Since there isn’t an open source version, I didn’t dive deeper into the slowness of it or it’s architecture.
Javascript has little to do with the awful design of that site. Also, as of today, the Discmaster site is down, likely due to the design being heavily search focused.
As I said to prox, I took the site at face value (I didn't bother to view the source—couldn't be bothered). However, I'm now mildly curious why sites like this are so slow. Has anyone done a decent objective analysis of load speeds versus actual content versus the other extraneous dross?
Clearly, it'd be easy to compare 'apples' with 'oranges' thus quite a difficult analysis to get real figures.
Just love this attitude from a webmaster and the Discmaster site works just as expected - straight forward and eminently effective.
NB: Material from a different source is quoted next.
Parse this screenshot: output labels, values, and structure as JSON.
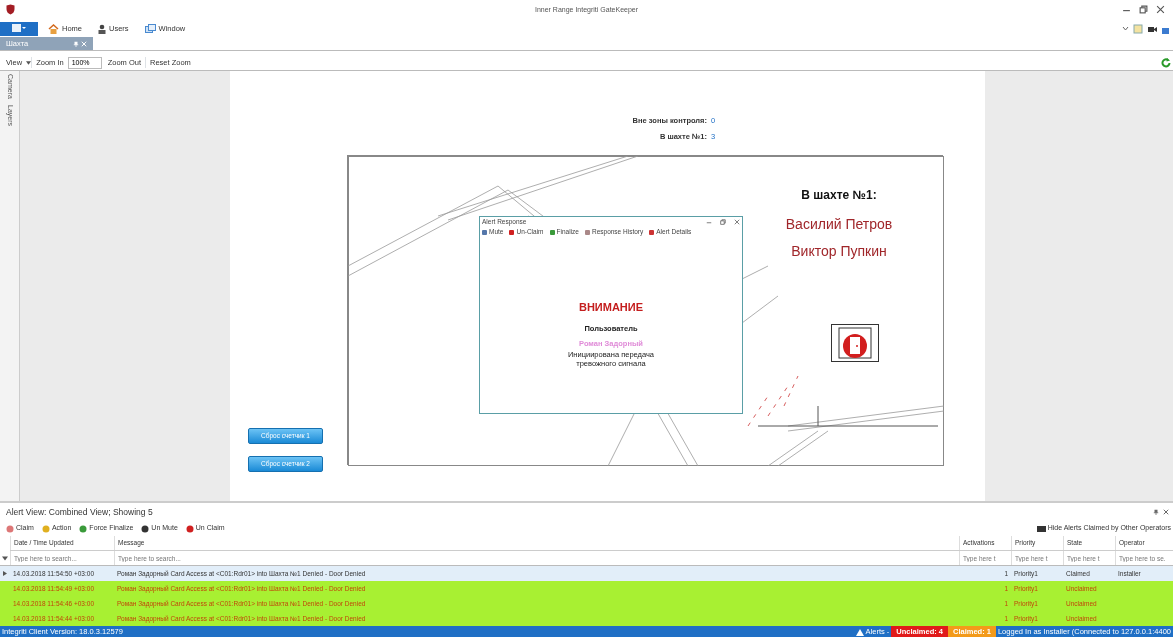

Now I compare this with a similar archive site that appeared on HN about a day ago—one dedicated to the works of the analytical philosopher Willard Van Orman Quine. This excruciatingly slow JavaScript-ridden site was so bad that I tried three different browsers before I could get to the archive files and even then I couldn't download anything if I'd wanted to. Frankly, it is horrible site, one wonders why they bother when they make the user experience so utterly bad.
If one ever wants to see the damage bloated JavaScript has done to the web then there's not a much better example that to compare these two sites side by side.